Pembebasan Sementara Jabatan Pustakawan

Kalau kita perhatikan sepintas adanya istilah sementara pada phrase “Pembebasan Sementara Jabatan Pustakawan” terkesan adanya ungkapan bahwa “Pustakawan keluar masuk”. Meskipun ada, tetapi sangat kecil kemungkinannya. Yang ada saat ini adalah :

  1. Tidak mau masuk pustakawan, sebenarnya bukan karena takut, tetapi karena tanpa menyandang jabatan pustakawan pun sudah dapat melakukan sebagian dari kegiatan pustakawan, dengan tidak mengharap angka kredit, tetapi mendapat imbalan dalam bentuk finansial. Hal ini banyak ditemukan di lapangan.
  2. Memperoleh jabatan rangkap sebagai pejabat fungsional pustakawan, karena memliki SK inpasing tetapi masih menjabat jabatan struktural. Kasus ini ditemukan di beberapa instansi, baik mereka yang menjabat struktural maupun yang belajar lebih dari 6 (enam) bulan.

Pembebasan sementara jabatan pustakawan diatur oleh SK MENPAN No.18/MENPAN/1998 tentang angka kredit jabatan pustakawan pasal 16 yang intinya adalah pembebasan sementara dikenakan pada :

  1. 6  (enam) tahun tidak dapat mengumpulkan angka kredit yang ditentukan untuk ke jenjang lebih tinggi bagi Asisten Pustakawan Madya sampai Pustakawan Utama Madya.
  2. 2 (dua) tahun tidak dapat mengumpulkan angka kredit sebanyak 20 (dua puluh) dari unsur utama bagi mereka Pustakawan Utama.

3.

a.  Mereka yang sedang ditugaskan diluar jabatan pustakawan.

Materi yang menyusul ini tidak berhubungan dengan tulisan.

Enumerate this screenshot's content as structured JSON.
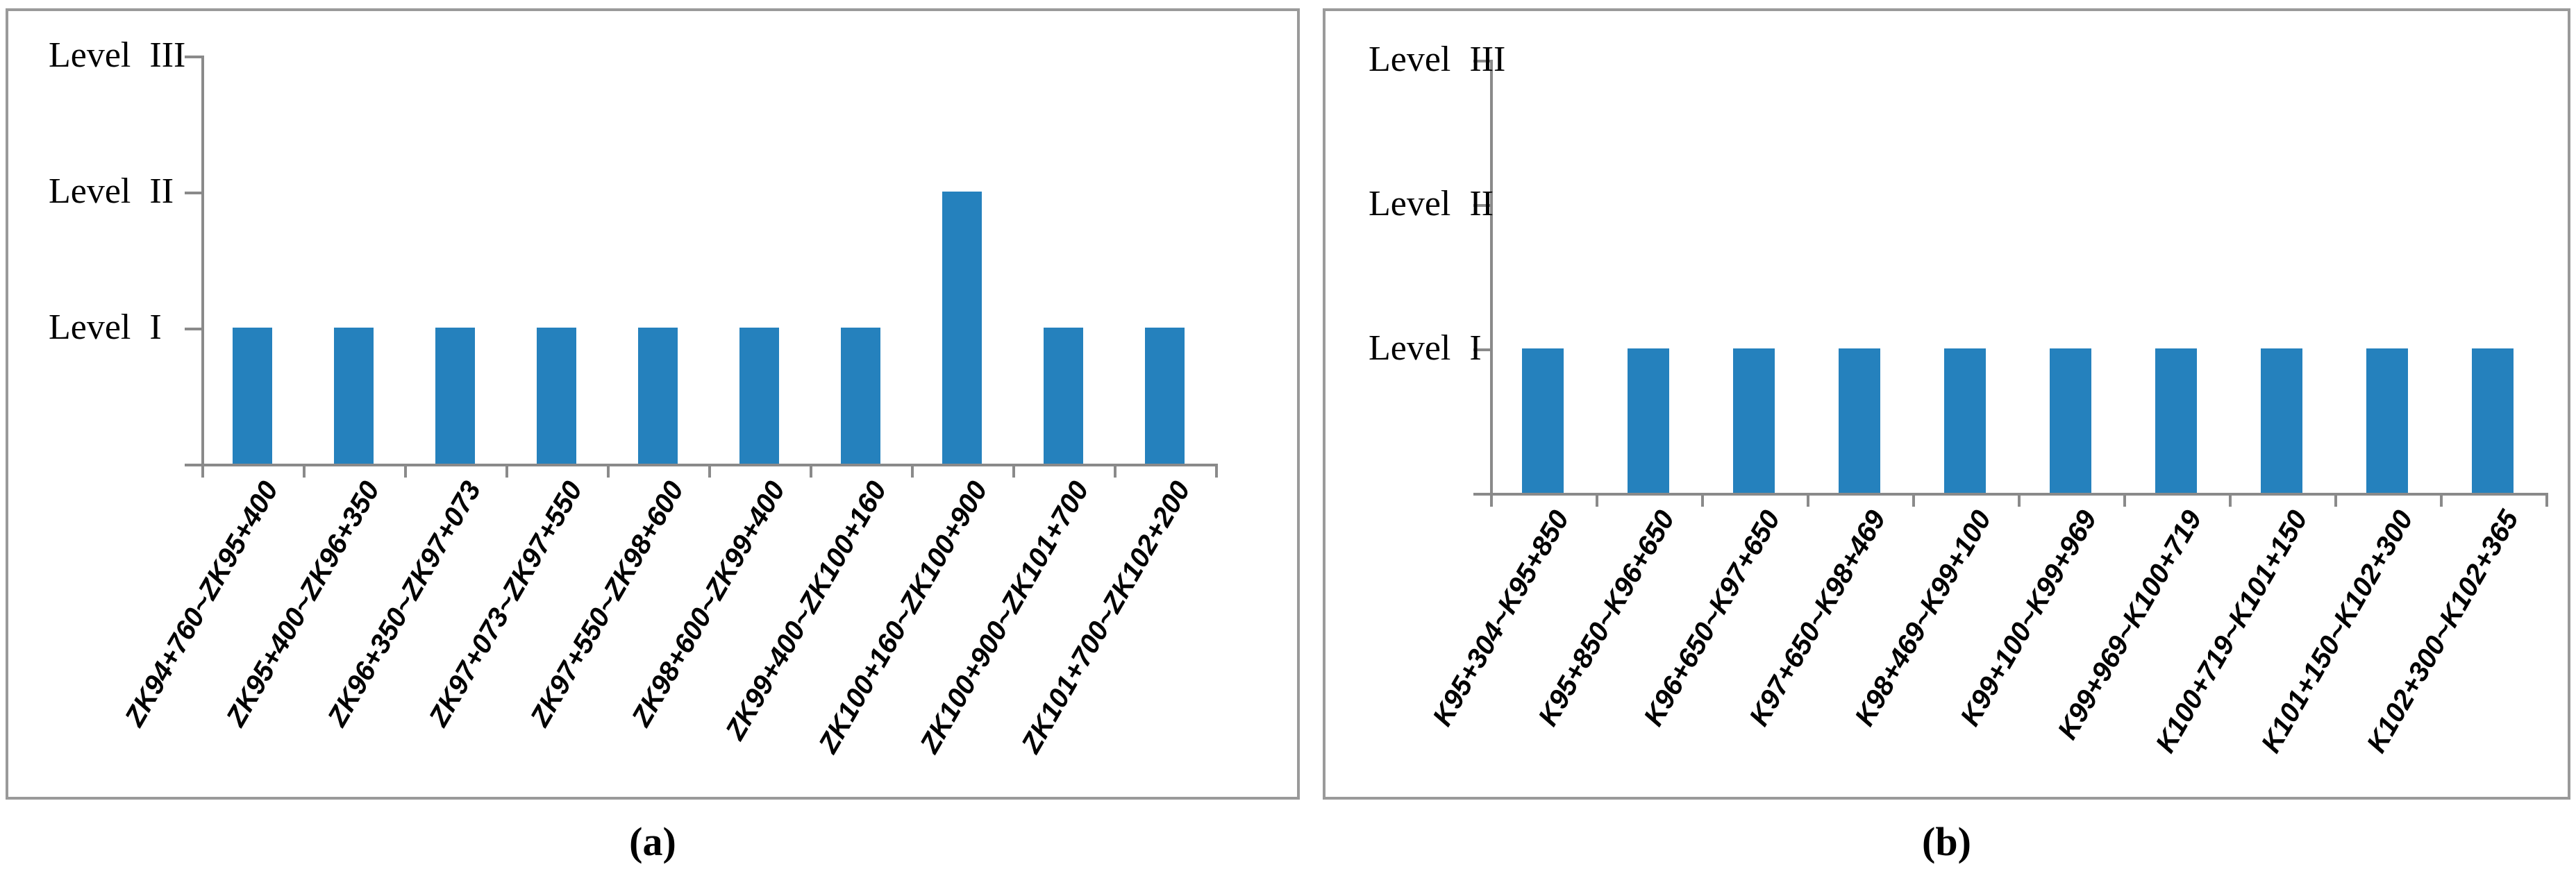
{
  "figure": {
    "captions": {
      "a": "(a)",
      "b": "(b)"
    },
    "colors": {
      "bar": "#2581bd",
      "axis": "#8a8a8a",
      "panel_border": "#9a9a9a"
    }
  },
  "chart_data": [
    {
      "id": "a",
      "type": "bar",
      "title": "",
      "xlabel": "",
      "ylabel": "",
      "categories": [
        "ZK94+760~ZK95+400",
        "ZK95+400~ZK96+350",
        "ZK96+350~ZK97+073",
        "ZK97+073~ZK97+550",
        "ZK97+550~ZK98+600",
        "ZK98+600~ZK99+400",
        "ZK99+400~ZK100+160",
        "ZK100+160~ZK100+900",
        "ZK100+900~ZK101+700",
        "ZK101+700~ZK102+200"
      ],
      "values": [
        1,
        1,
        1,
        1,
        1,
        1,
        1,
        2,
        1,
        1
      ],
      "y_tick_labels": [
        "Level I",
        "Level II",
        "Level III"
      ],
      "ylim": [
        0,
        3
      ],
      "grid": false,
      "legend": false,
      "bar_color": "#2581bd",
      "axis_color": "#8a8a8a"
    },
    {
      "id": "b",
      "type": "bar",
      "title": "",
      "xlabel": "",
      "ylabel": "",
      "categories": [
        "K95+304~K95+850",
        "K95+850~K96+650",
        "K96+650~K97+650",
        "K97+650~K98+469",
        "K98+469~K99+100",
        "K99+100~K99+969",
        "K99+969~K100+719",
        "K100+719~K101+150",
        "K101+150~K102+300",
        "K102+300~K102+365"
      ],
      "values": [
        1,
        1,
        1,
        1,
        1,
        1,
        1,
        1,
        1,
        1
      ],
      "y_tick_labels": [
        "Level I",
        "Level II",
        "Level III"
      ],
      "ylim": [
        0,
        3
      ],
      "grid": false,
      "legend": false,
      "bar_color": "#2581bd",
      "axis_color": "#8a8a8a"
    }
  ]
}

b.  Mereka yang sedang tugas belajar lebih dari 6 (enam) bulan.

c.  Mereka yang dikenakan hukuman sedang dan berat.

d. Mereka yang dikenakan  pasal 4 th. 1966

e.  Mereka yang menjalankan cuti di luar tanggung jawab pemerintah.

Disamping  ketentuan pada ayat 16 SK. MENPAN tersebut, pernah ada keputusan Ketua BAKN yang memberikan alternatif dalam pemilihan tunjangan jabatan yang lebih tinggi bagi mereka yang memliki dua jabatan. Meskipun demikian, khusus untuk jabatan pustakawan, cukup jelaslah kiranya ayat 3a pasal 16 SK. MENPAN No.18 tersebut yang menerangkan bahwa jabatan fungsional pustakawan tidak dapat dirangkap dengan jabatan lain pada waktu yang bersamaan.

Orang cenderung mencari kelemahan dari suatu keputusan demi keuntungan pribadi, yang menimbulkan kesan kurang wibawanya suatu Keputusan.

Tidak banyak pengaruh yang terjadi bila tidak segera dilaksanakan pembebasan sementara jabatan pustakawan bagi mereka yang terkena pasal 16 tersebut. Tetapi tetap ada dan sedikit banyak merugikan pihak lain, seperti :

    1. Adanya lahan pekerjaan pustakawan yang masih dikerjakan oleh pegawai non-fungsional pustakawan, diikuti oleh pejabat struktural.
    2. Kesempatan pendidikan dan pelatihan yang seharusnya diperuntukkan bagi pustakawan, diikuti oleh pejabat struktural.
    3. Pustakawan yang tidak pernah melakukan kegiatan fungsionalnya, karena kesibukan administratif, mengajukan angka kredit fungsionalnya (biasanya fiktif).
    4. Tidak menutup kemungkinan pilihan tunjangan memilih pustakawan (apabila lebih tinggi dari sturktural) dan tetap melaksanakan tugas sebagai pejabat struktural karena strukturallah yang menguasai semua jenis kegiatan baik rutin maupun pembangunan, termasuk penggunaan anggarannya.
    5. Penggunaan dana yang sebenarnya tidak perlu diberikan kepada mereka yang terkena pasal 16 ayat 3b.

Dengan melihat adanya peluang yang hilang begitu saja, karena kurang penerapan pasal 16 SK. MENPAN tersebut, pustakawan tentunya menginginkan segera ada penyelesaian agar dapat menikmati apa yang sebenarnya menjadi sebagian dari haknya. Pustakawan hanya bisa berharap, tetapi kiranya tidak ada jalur untuk berbuat.

Semoga tetap bersabar bagi rekan pustakawan, jalan pasti akan terbuka. Tawakal dan optimisme modal utama bagi pustakawan yang bersemangat.